A registry is a storage and content delivery system, holding named Docker images, available in different tagged versions.

Example: the image distribution/registry, with tags 2.0 and 2.1.

Users interact with a registry by using docker push and pull commands.

Example: docker pull registry-1.docker.io/distribution/registry:2.1.

Storage itself is delegated to drivers. The default storage driver is the local posix filesystem, which is suitable for development or small deployments. Additional cloud-based storage drivers like S3, Microsoft Azure, OpenStack Swift and Aliyun OSS are also supported. People looking into using other storage backends may do so by writing their own driver implementing the Storage API.

Since securing access to your hosted images is paramount, the Registry natively supports TLS and basic authentication.

The Registry GitHub repository includes additional information about advanced authentication and authorization methods. Only very large or public deployments are expected to extend the Registry in this way.

Finally, the Registry ships with a robust notification system, calling webhooks in response to activity, and both extensive logging and reporting, mostly useful for large installations that want to collect metrics.

Understanding image naming

Image names as used in typical docker commands reflect their origin:

  • docker pull ubuntu instructs docker to pull an image named ubuntu from the official Docker Hub. This is simply a shortcut for the longer docker pull docker.io/library/ubuntu command
  • docker pull myregistrydomain:port/foo/bar instructs docker to contact the registry located at myregistrydomain:port to find the image foo/bar

You can find out more about the various Docker commands dealing with images in the official Docker engine documentation.

Use cases

Running your own Registry is a great solution to integrate with and complement your CI/CD system. In a typical workflow, a commit to your source revision control system would trigger a build on your CI system, which would then push a new image to your Registry if the build is successful. A notification from the Registry would then trigger a deployment on a staging environment, or notify other systems that a new image is available.

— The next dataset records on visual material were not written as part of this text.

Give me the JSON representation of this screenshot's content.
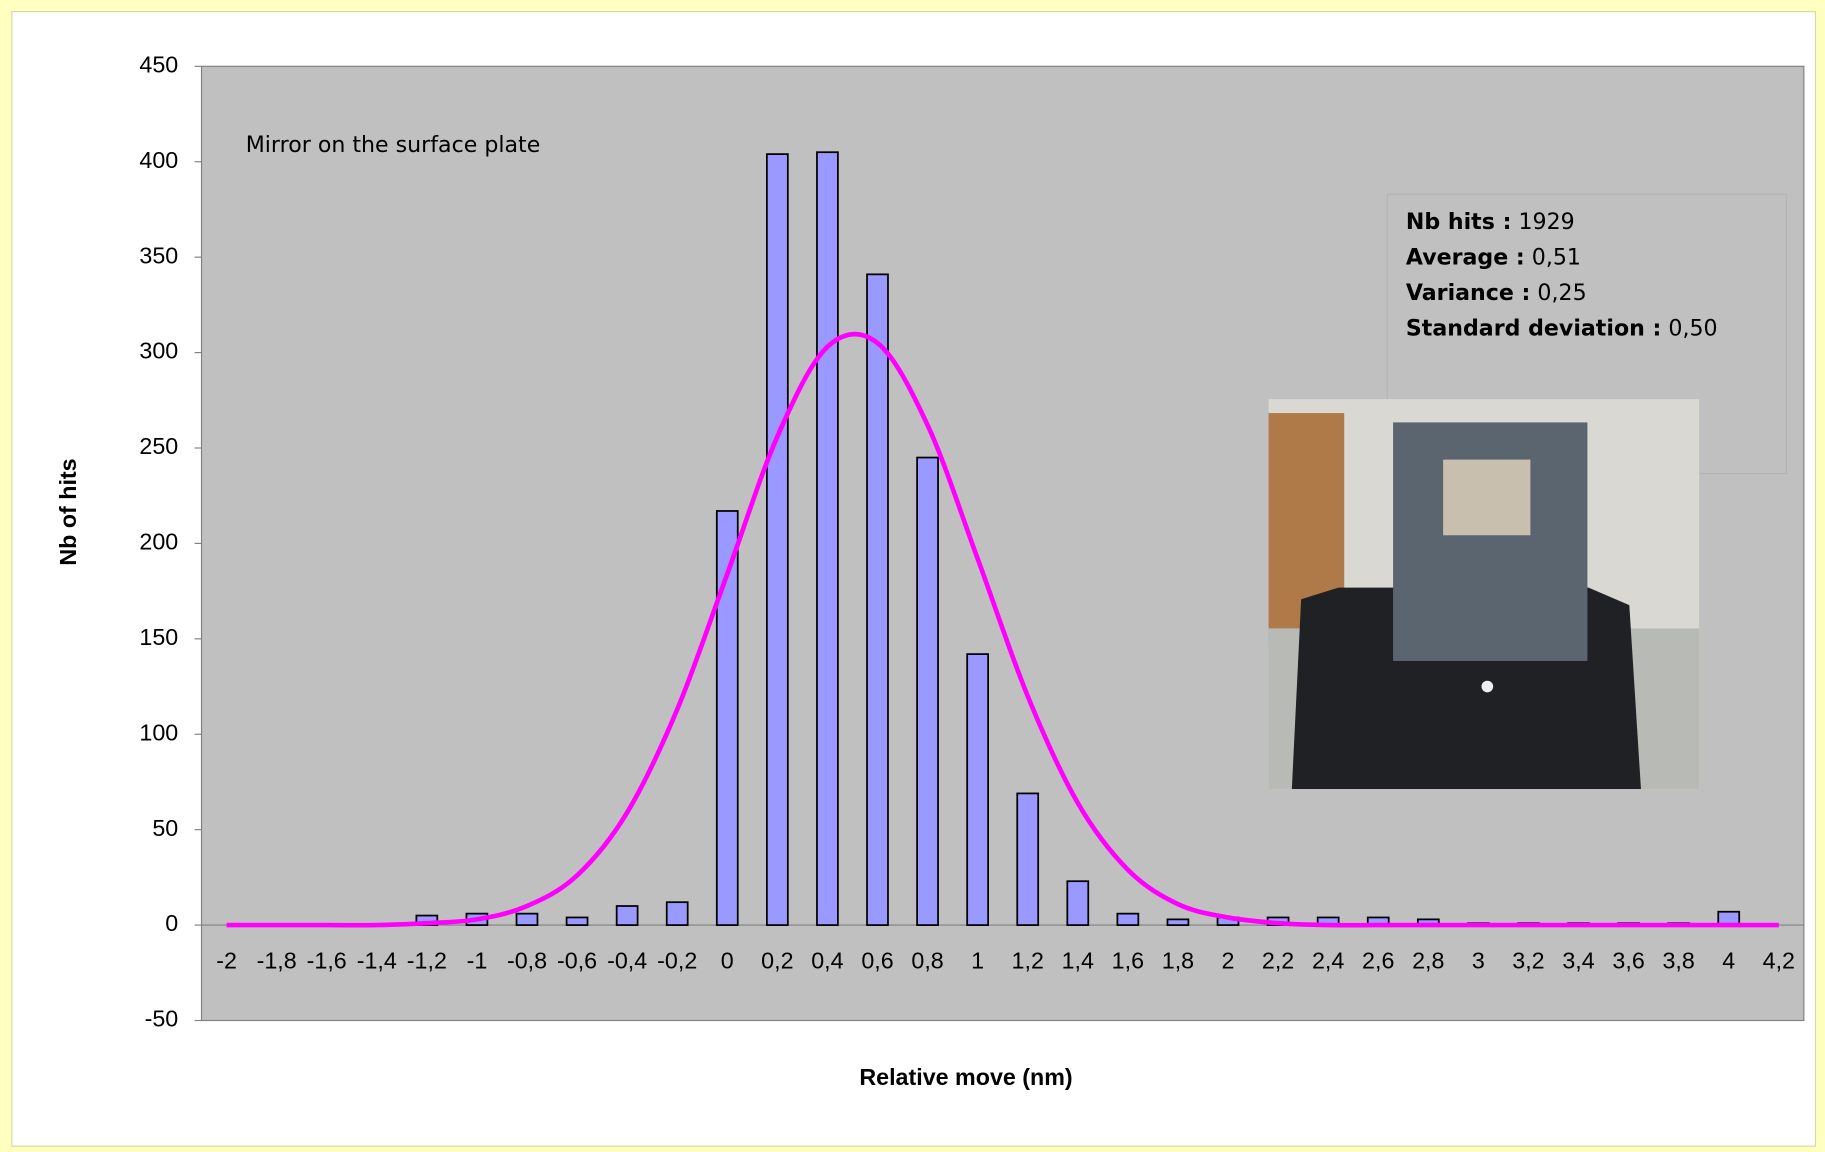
{
  "chart_data": {
    "type": "bar",
    "x_label": "Relative move (nm)",
    "y_label": "Nb of hits",
    "annotation": "Mirror on the surface plate",
    "stats": [
      {
        "label": "Nb hits :",
        "value": "1929"
      },
      {
        "label": "Average :",
        "value": "0,51"
      },
      {
        "label": "Variance :",
        "value": "0,25"
      },
      {
        "label": "Standard deviation :",
        "value": "0,50"
      }
    ],
    "categories": [
      "-2",
      "-1,8",
      "-1,6",
      "-1,4",
      "-1,2",
      "-1",
      "-0,8",
      "-0,6",
      "-0,4",
      "-0,2",
      "0",
      "0,2",
      "0,4",
      "0,6",
      "0,8",
      "1",
      "1,2",
      "1,4",
      "1,6",
      "1,8",
      "2",
      "2,2",
      "2,4",
      "2,6",
      "2,8",
      "3",
      "3,2",
      "3,4",
      "3,6",
      "3,8",
      "4",
      "4,2"
    ],
    "series": [
      {
        "type": "bar",
        "color": "#9999ff",
        "values": [
          0,
          0,
          0,
          0,
          5,
          6,
          6,
          4,
          10,
          12,
          217,
          404,
          405,
          341,
          245,
          142,
          69,
          23,
          6,
          3,
          4,
          4,
          4,
          4,
          3,
          1,
          1,
          1,
          1,
          1,
          7,
          0
        ]
      },
      {
        "type": "line",
        "color": "#ff00ff",
        "values": [
          0,
          0,
          0,
          0,
          1,
          3,
          10,
          26,
          59,
          113,
          184,
          256,
          303,
          305,
          262,
          192,
          120,
          64,
          29,
          11,
          4,
          1,
          0,
          0,
          0,
          0,
          0,
          0,
          0,
          0,
          0,
          0
        ]
      }
    ],
    "ylim": [
      -50,
      450
    ],
    "yticks": [
      -50,
      0,
      50,
      100,
      150,
      200,
      250,
      300,
      350,
      400,
      450
    ],
    "plot_background": "#c0c0c0"
  }
}
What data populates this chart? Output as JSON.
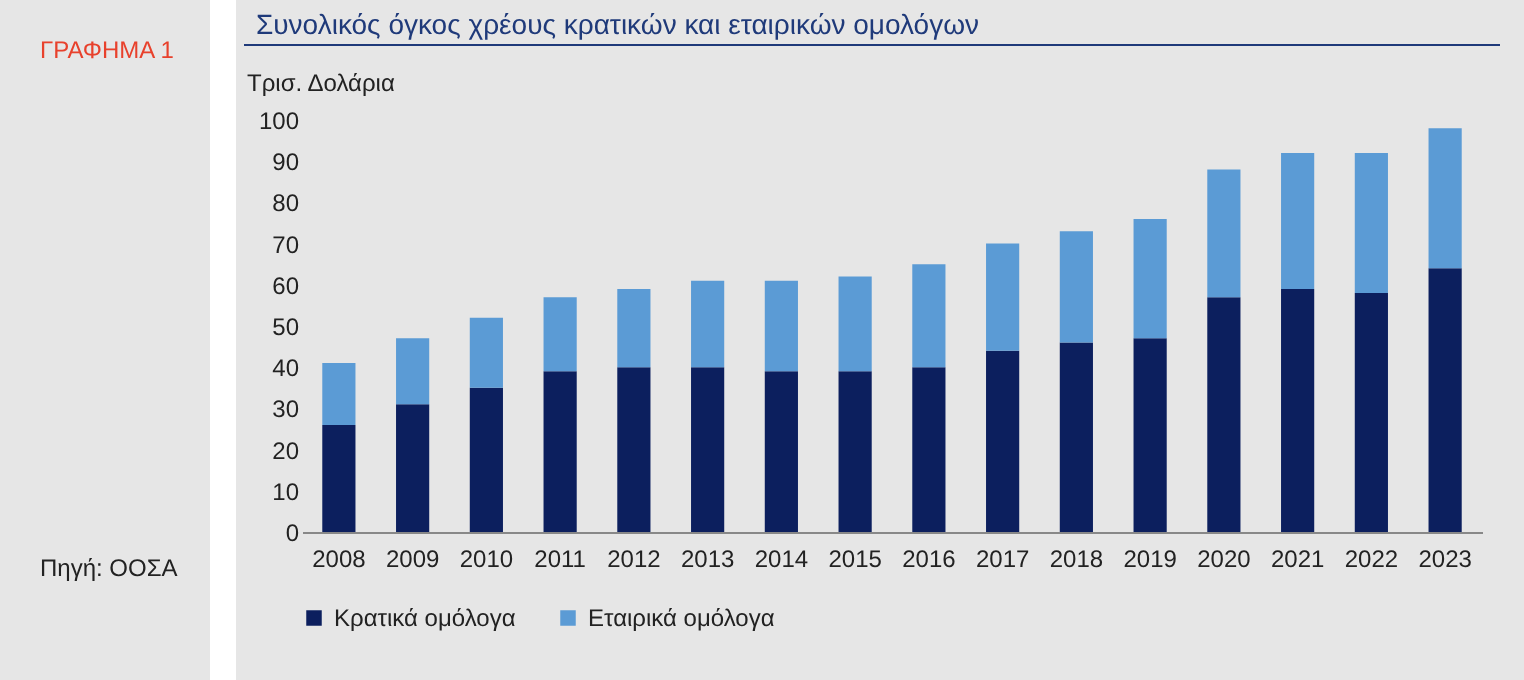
{
  "chart_data": {
    "type": "bar",
    "title": "Συνολικός όγκος χρέους κρατικών και εταιρικών ομολόγων",
    "ylabel": "Τρισ. Δολάρια",
    "annotations": [
      "ΓΡΑΦΗΜΑ 1",
      "Πηγή: ΟΟΣΑ"
    ],
    "categories": [
      "2008",
      "2009",
      "2010",
      "2011",
      "2012",
      "2013",
      "2014",
      "2015",
      "2016",
      "2017",
      "2018",
      "2019",
      "2020",
      "2021",
      "2022",
      "2023"
    ],
    "stacked": true,
    "series": [
      {
        "name": "Κρατικά ομόλογα",
        "color": "#0c1f5e",
        "values": [
          26,
          31,
          35,
          39,
          40,
          40,
          39,
          39,
          40,
          44,
          46,
          47,
          57,
          59,
          58,
          64
        ]
      },
      {
        "name": "Εταιρικά ομόλογα",
        "color": "#5b9bd5",
        "values": [
          15,
          16,
          17,
          18,
          19,
          21,
          22,
          23,
          25,
          26,
          27,
          29,
          31,
          33,
          34,
          34
        ]
      }
    ],
    "ylim": [
      0,
      100
    ],
    "yticks": [
      0,
      10,
      20,
      30,
      40,
      50,
      60,
      70,
      80,
      90,
      100
    ],
    "grid": false,
    "legend": "bottom"
  }
}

It’s also an essential component if you want to quickly deploy a new image over a large cluster of machines.

Finally, it’s the best way to distribute images inside an isolated network.


You absolutely need to be familiar with Docker, specifically with regard to pushing and pulling images. You must understand the difference between the daemon and the cli, and at least grasp basic concepts about networking.

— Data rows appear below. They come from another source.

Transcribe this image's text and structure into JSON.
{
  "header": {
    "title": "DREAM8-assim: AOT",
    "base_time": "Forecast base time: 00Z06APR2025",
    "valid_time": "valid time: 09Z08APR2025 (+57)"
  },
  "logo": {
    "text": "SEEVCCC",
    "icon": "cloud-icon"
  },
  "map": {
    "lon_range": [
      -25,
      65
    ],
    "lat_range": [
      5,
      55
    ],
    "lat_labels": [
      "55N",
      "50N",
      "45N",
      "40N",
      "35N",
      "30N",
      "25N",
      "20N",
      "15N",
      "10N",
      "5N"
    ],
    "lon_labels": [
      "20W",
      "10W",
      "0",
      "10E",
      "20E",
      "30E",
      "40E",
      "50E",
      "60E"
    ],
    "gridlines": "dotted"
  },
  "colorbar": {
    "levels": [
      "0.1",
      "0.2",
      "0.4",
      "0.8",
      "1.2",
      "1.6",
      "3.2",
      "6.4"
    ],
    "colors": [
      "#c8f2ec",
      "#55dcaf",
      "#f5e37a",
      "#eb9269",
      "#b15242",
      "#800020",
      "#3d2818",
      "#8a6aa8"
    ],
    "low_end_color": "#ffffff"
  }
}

Also, while just starting a registry is fairly easy, operating it in a production environment requires operational skills, just like any other service. You are expected to be familiar with systems availability and scalability, logging and log processing, systems monitoring, and security 101. Strong understanding of http and overall network communications, plus familiarity with golang are certainly useful as well for advanced operations or hacking.